Now when driving at a steady speed (say highway, or rual road, or whatever) in 1-pedal mode you almost never will take your foot off; if you need to coast you'll find that 0% sweet spot. (yeah here is your big difference: in an ICE you can take your foot off the accelerator and coast--how often do you do that? I rarely did).

So then, when are you likely to use that 0% to -20% part of the pedal position? Oh yeah thats right you go there when you want to slow down (just like you'd move your foot to the brake pedal). Thus you're only regening when you'd hit the brake pedal anyway. Thus if you want to compare apples to apples: If you're driving and hit the brakes and then try to go back to the speed you were going, or you're driving and regen and then try to go back to the speed you were going--guess what you'll use less energy using regen instead of the brakes (which just burns up your energy into heat).

Of course: If the car has a blended brake and does all that for you then you get all the same advantages of 1-pedal mode by hitting the brake.

Oh and there is 1 other advantage of 1-pedal mode: The car will naturally come to a stop if the driver becomes incapacitated instead of just coasting into a tree or something.

Ok /rant off LOL

Edit: ok the point of my rant above is basically that if you replace brake events with regen events then logically you'll be better off (putting some of that braking energy back into the battery instead of simply wasting it).

The best case scenario for regen/1-pedal mode is city driving, not highway driving anyway.

Lets say you're a law abiding pizza delivery guy and only drive the speed limit on the 25 mph residential roads.
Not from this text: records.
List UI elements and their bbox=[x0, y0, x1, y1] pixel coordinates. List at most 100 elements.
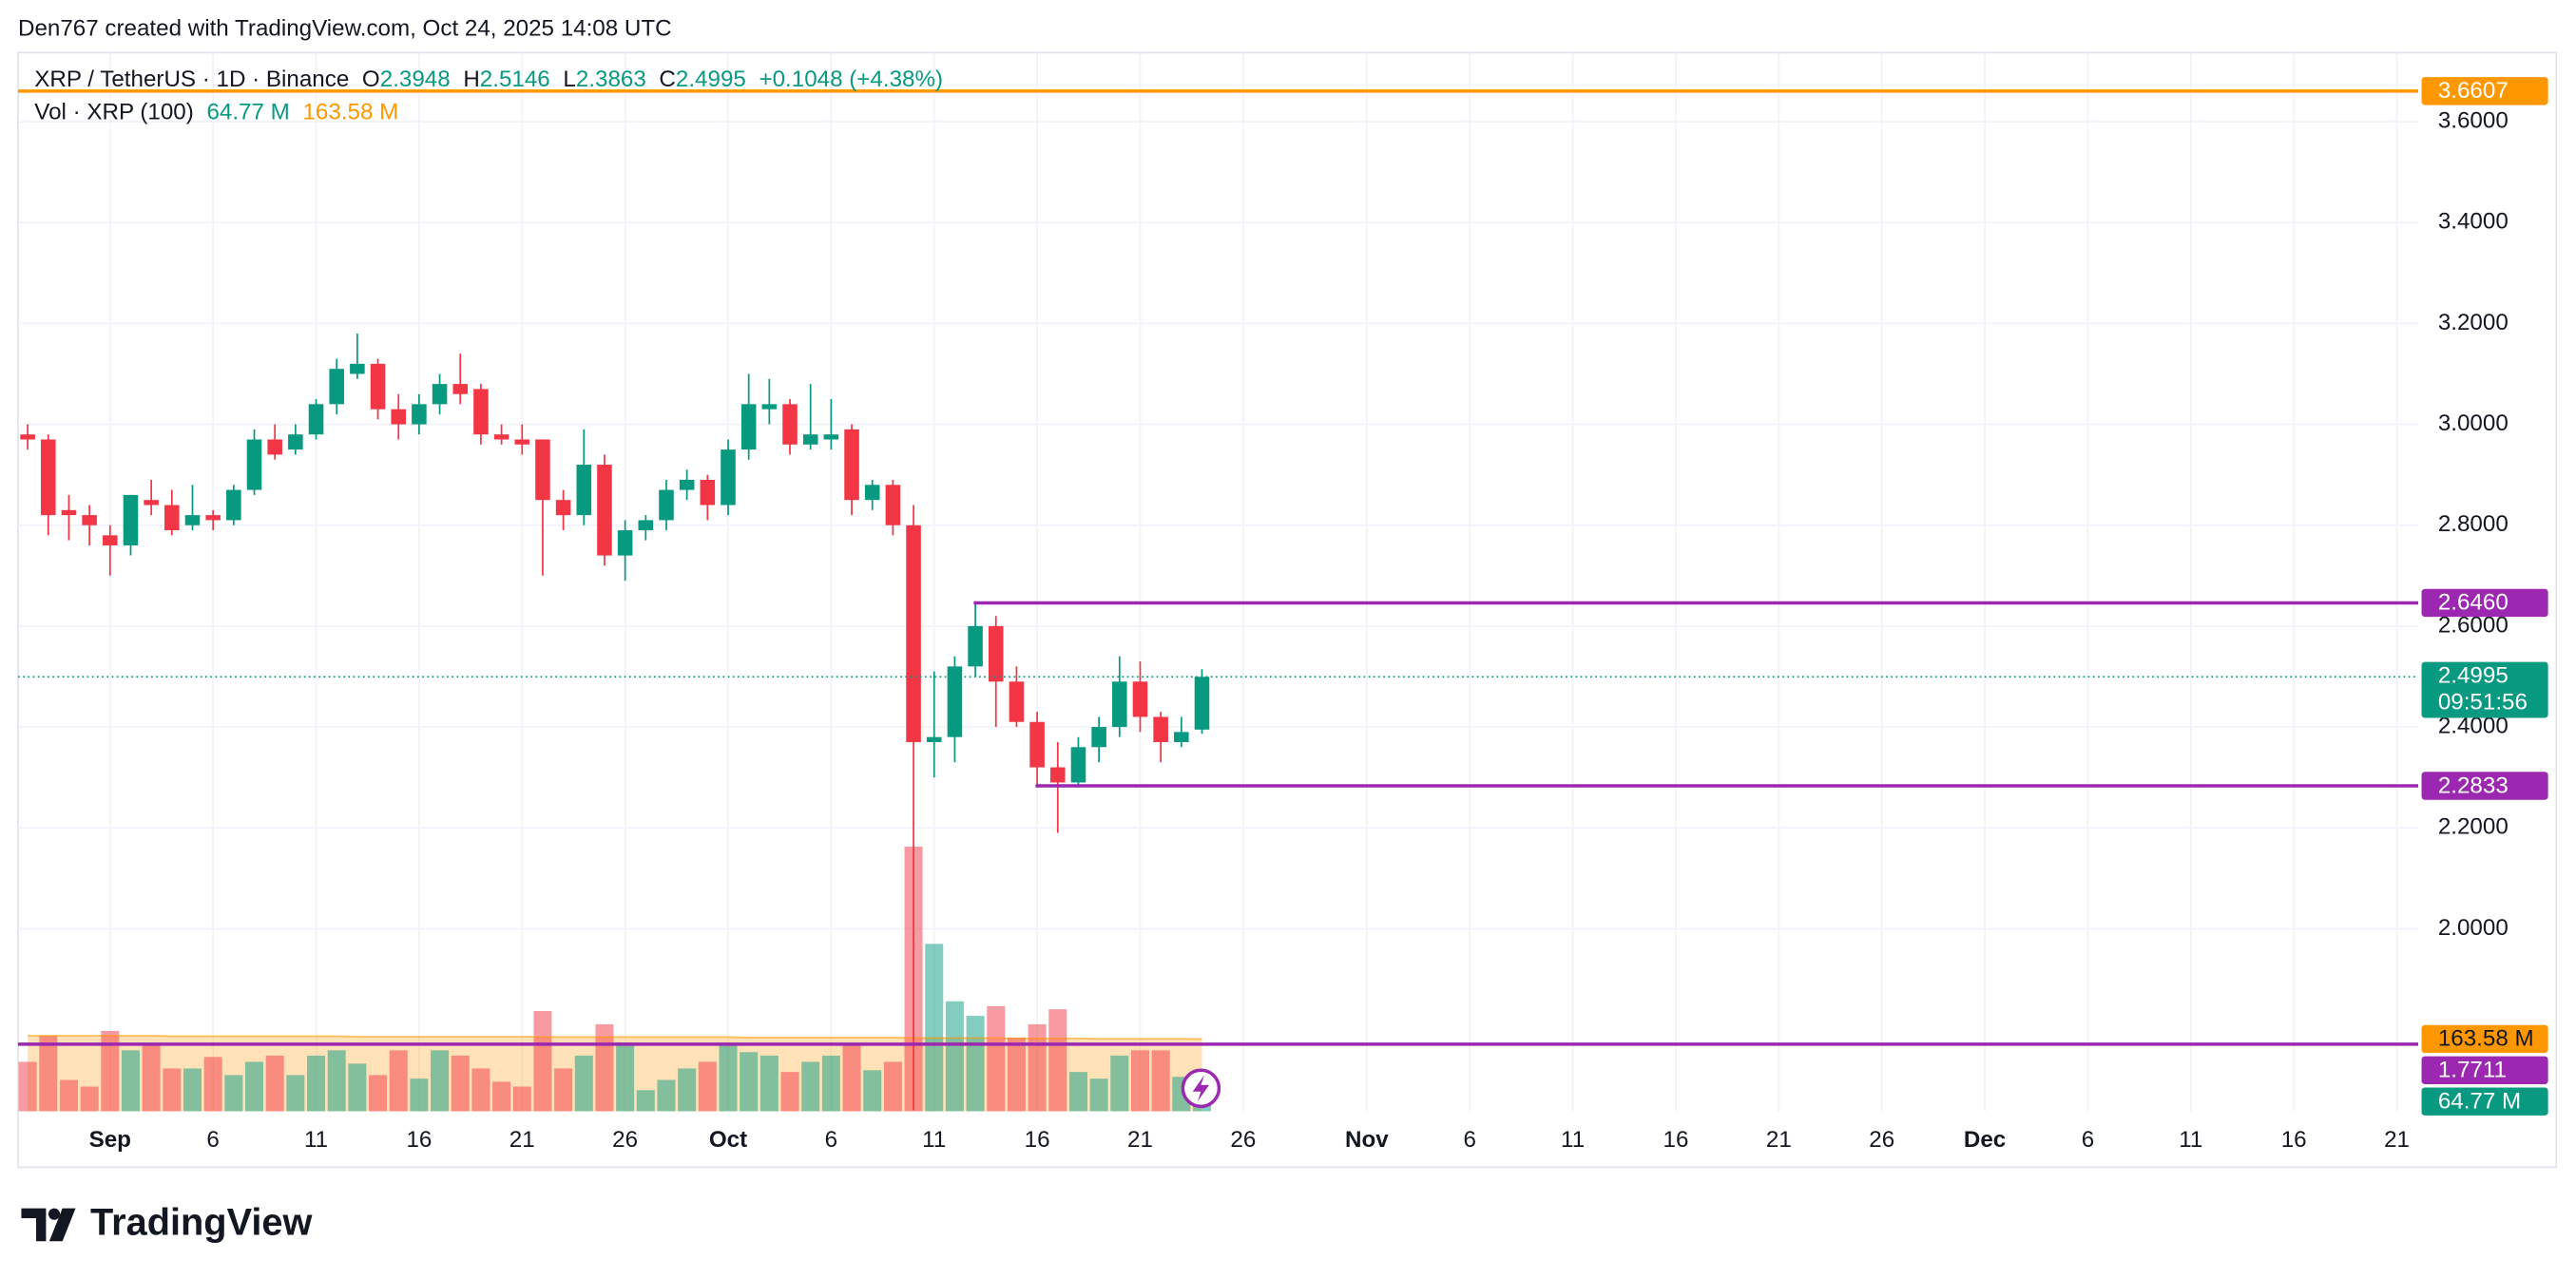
price-badge-label: 2.6460 bbox=[2438, 590, 2509, 616]
price-badge bbox=[2421, 1024, 2548, 1054]
volume-bar bbox=[265, 1055, 284, 1112]
volume-bar bbox=[759, 1055, 779, 1112]
candle-body bbox=[1029, 721, 1045, 768]
candle-body bbox=[926, 736, 942, 742]
candle-body bbox=[782, 404, 798, 445]
x-tick-label: 26 bbox=[1869, 1127, 1894, 1153]
volume-bar bbox=[1151, 1050, 1170, 1112]
price-badge-label: 09:51:56 bbox=[2438, 689, 2528, 715]
symbol-title: XRP / TetherUS · 1D · Binance bbox=[34, 67, 349, 92]
volume-bar bbox=[740, 1052, 759, 1112]
candle-body bbox=[988, 625, 1004, 682]
volume-readout: 64.77 M bbox=[206, 100, 289, 125]
candle-body bbox=[885, 485, 901, 525]
volume-bar bbox=[801, 1061, 820, 1112]
volume-bar bbox=[657, 1079, 676, 1112]
candle-body bbox=[823, 434, 839, 440]
candle-body bbox=[1091, 727, 1106, 748]
price-badge bbox=[2421, 1087, 2548, 1116]
price-badge-label: 2.4995 bbox=[2438, 663, 2509, 689]
price-badge-label: 3.6607 bbox=[2438, 78, 2509, 104]
candle-body bbox=[906, 525, 921, 742]
volume-bar bbox=[451, 1055, 470, 1112]
candle-body bbox=[226, 489, 241, 521]
candle-body bbox=[1153, 716, 1168, 742]
x-tick-label: 11 bbox=[2179, 1127, 2202, 1153]
candle-body bbox=[638, 520, 654, 531]
volume-bar bbox=[307, 1055, 326, 1112]
volume-bar bbox=[327, 1050, 346, 1112]
volume-bar bbox=[224, 1075, 243, 1112]
price-badge-label: 64.77 M bbox=[2438, 1088, 2521, 1114]
volume-bar bbox=[966, 1016, 985, 1112]
candle-body bbox=[184, 515, 201, 525]
volume-bar bbox=[554, 1068, 573, 1112]
volume-bar bbox=[1068, 1072, 1087, 1112]
candle-body bbox=[41, 439, 56, 516]
ohlc-letter: L bbox=[563, 67, 575, 92]
x-tick-label: 26 bbox=[612, 1127, 638, 1153]
volume-bar bbox=[987, 1005, 1006, 1112]
volume-bar bbox=[595, 1023, 614, 1112]
candle-body bbox=[740, 404, 757, 450]
volume-bar bbox=[1130, 1050, 1149, 1112]
candle-body bbox=[700, 479, 716, 506]
volume-bar bbox=[616, 1041, 635, 1112]
volume-bar bbox=[574, 1055, 593, 1112]
y-tick-label: 3.4000 bbox=[2438, 209, 2509, 235]
volume-bar bbox=[389, 1050, 408, 1112]
ohlc-value: 2.3948 bbox=[380, 67, 451, 92]
x-tick-label: 21 bbox=[2384, 1127, 2410, 1153]
price-badge-label: 2.2833 bbox=[2438, 773, 2509, 798]
alert-icon bbox=[1181, 1068, 1221, 1109]
volume-bar bbox=[1048, 1009, 1067, 1112]
x-tick-label: 11 bbox=[922, 1127, 946, 1153]
candle-body bbox=[514, 439, 530, 445]
frame bbox=[17, 51, 2558, 1169]
volume-ma-readout: 163.58 M bbox=[302, 100, 398, 125]
volume-bar bbox=[142, 1045, 161, 1112]
legend-row: XRP / TetherUS · 1D · Binance O2.3948 H2… bbox=[34, 67, 943, 92]
candle-body bbox=[164, 505, 180, 531]
candle-body bbox=[576, 465, 592, 516]
volume-bar bbox=[863, 1070, 882, 1112]
candle-body bbox=[20, 434, 35, 440]
x-tick-label: 26 bbox=[1230, 1127, 1256, 1153]
volume-bar bbox=[348, 1063, 367, 1112]
candle-body bbox=[535, 439, 550, 501]
x-tick-label: 11 bbox=[1561, 1127, 1585, 1153]
candle-body bbox=[721, 449, 736, 506]
ohlc-letter: O bbox=[362, 67, 380, 92]
x-tick-label: 21 bbox=[1766, 1127, 1792, 1153]
x-tick-label: Sep bbox=[89, 1127, 131, 1153]
volume-bar bbox=[842, 1043, 861, 1112]
candle-body bbox=[947, 666, 963, 737]
x-tick-label: Oct bbox=[709, 1127, 747, 1153]
candle-body bbox=[1174, 732, 1189, 742]
candle-body bbox=[1009, 681, 1025, 722]
grid bbox=[18, 52, 2419, 1112]
y-tick-label: 3.6000 bbox=[2438, 107, 2509, 133]
x-tick-label: 11 bbox=[304, 1127, 328, 1153]
ohlc-value: 2.5146 bbox=[480, 67, 550, 92]
volume-bar bbox=[80, 1086, 99, 1112]
x-tick-label: 21 bbox=[1127, 1127, 1153, 1153]
volume-bar bbox=[59, 1079, 78, 1112]
candle-body bbox=[1194, 677, 1210, 730]
candle-body bbox=[473, 389, 489, 435]
volume-bar bbox=[369, 1075, 388, 1112]
volume-name: Vol · XRP (100) bbox=[34, 100, 194, 125]
candle-body bbox=[617, 530, 633, 556]
volume-bar bbox=[1110, 1055, 1129, 1112]
chart-layers: 2.00002.20002.40002.60002.80003.00003.20… bbox=[18, 52, 2548, 1153]
candle-body bbox=[864, 485, 880, 501]
candle-body bbox=[123, 494, 139, 545]
plot-area bbox=[18, 89, 2419, 1112]
candle-body bbox=[246, 439, 262, 490]
candle-body bbox=[597, 465, 612, 556]
volume-bar bbox=[410, 1079, 429, 1112]
y-tick-label: 2.8000 bbox=[2438, 511, 2509, 537]
x-tick-label: 6 bbox=[1464, 1127, 1476, 1153]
If you can gain a modest 25% of the energy back for each stop and go event then after a long day of, say, 200 stop and go events you'll get 50 of them "back".
 
Last edited:

ajmartineau

Well-Known Member
First Name
Arthur
Joined
Jun 23, 2020
Messages
183
Reaction score
201
Location
Renton,Wa
First Name
Arthur
Vehicles
2020 Bolt, 2015 B250e
Occupation
Teacher
Country flag
The Bolt does not have a blended brake: pressing the brake pedal engages the friction brakes.
My Bolt has does have a blended brake pedal. I feel like I never have to press it hard enough to engage the friction brakes.
I periodically shift the car into neutral so I can clean the discs. They are visually unused in winter. Also
when in D or L and you press on the brake, the regen meter increases. When I can, I’ll post a video.
 

LYTMCQ

Well-Known Member
First Name
Lyt
Joined
Feb 2, 2020
Messages
1,118
Reaction score
433
Location
Portland
First Name
Lyt
Vehicles
Telsa Model 3 LR AWD
Country flag
I know a half-dozen PHEV owners who admit to behavior changes because of the PHEV,
It was always fun to "beat the numbers" on getting the most zero emissions miles. It's the reason for buying PHEV/EV's, cut emissions.
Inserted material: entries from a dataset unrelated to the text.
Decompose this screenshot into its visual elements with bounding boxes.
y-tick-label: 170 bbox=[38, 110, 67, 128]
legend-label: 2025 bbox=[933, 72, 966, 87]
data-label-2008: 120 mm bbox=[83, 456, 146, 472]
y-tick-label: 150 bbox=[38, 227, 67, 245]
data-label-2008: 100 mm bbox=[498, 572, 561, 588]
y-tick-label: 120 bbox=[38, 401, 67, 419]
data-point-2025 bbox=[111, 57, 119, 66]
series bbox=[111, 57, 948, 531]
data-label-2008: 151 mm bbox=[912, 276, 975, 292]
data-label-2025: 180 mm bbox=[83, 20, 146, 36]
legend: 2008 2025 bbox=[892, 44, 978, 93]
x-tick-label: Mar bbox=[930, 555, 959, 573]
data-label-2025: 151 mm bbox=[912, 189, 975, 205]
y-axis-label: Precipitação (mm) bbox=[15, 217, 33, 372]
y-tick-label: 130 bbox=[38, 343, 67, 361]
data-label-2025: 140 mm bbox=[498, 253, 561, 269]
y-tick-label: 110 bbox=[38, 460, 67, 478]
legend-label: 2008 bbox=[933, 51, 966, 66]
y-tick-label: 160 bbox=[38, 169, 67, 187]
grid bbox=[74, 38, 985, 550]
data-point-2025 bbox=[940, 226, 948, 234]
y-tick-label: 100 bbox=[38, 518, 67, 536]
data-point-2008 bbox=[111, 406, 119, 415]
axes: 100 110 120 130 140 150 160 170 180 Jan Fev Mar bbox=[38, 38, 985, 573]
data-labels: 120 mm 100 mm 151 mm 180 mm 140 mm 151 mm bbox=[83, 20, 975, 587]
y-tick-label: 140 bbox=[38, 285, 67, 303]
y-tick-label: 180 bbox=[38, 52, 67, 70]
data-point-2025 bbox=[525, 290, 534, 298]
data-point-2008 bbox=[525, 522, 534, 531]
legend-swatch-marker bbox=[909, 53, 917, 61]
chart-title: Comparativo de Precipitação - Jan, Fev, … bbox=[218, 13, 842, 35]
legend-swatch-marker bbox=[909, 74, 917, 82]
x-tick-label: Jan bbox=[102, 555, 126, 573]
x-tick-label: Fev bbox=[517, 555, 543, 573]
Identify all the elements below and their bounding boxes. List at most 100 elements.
Smart use of regen is the way to do it in the EV. One pedal is the most aggressive and gets the most return of energy for the effort as @Mach-MI notes above. https://www.macheforum.com/site/threads/one-pedal-driving-mach-e-are-you-a-fan.443/post-25803.
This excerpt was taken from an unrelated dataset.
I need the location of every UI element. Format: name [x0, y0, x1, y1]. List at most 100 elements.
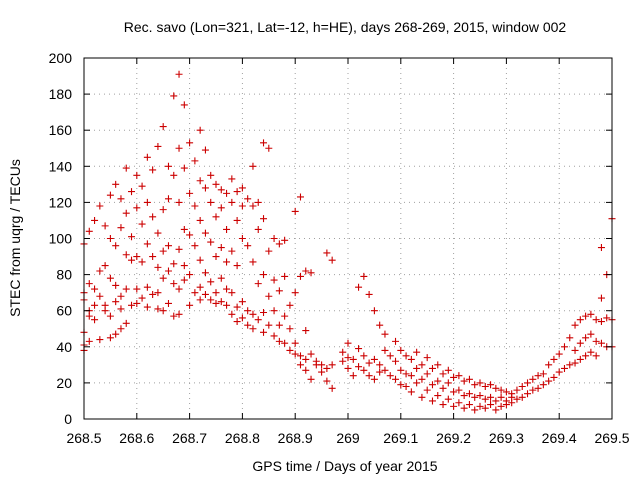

When Tesla provided the One-Pedal on the Model 3, they said it should increase range by about 5 miles over the regular, less aggressive standard regen.
 

JamieGeek

Well-Known Member
Joined
Dec 29, 2019
Messages
626
Reaction score
595
Location
Southeastern Michigan
Website
spareelectrons.wordpress.com
Vehicles
Bolt EV, Thor Axis, former C-Max Energi, former Focus Electric
Country flag
My Bolt has does have a blended brake pedal. I feel like I never have to press it hard enough to engage the friction brakes.
I periodically shift the car into neutral so I can clean the discs. They are visually unused in winter. Also
when in D or L and you press on the brake, the regen meter increases. When I can, I’ll post a video.
Interesting, I stand corrected--after a bunch of googling...

Hmmm not sure where I got the idea that it didn't... oh well.

My screed above still stands, however, just the bit about the Bolt is different.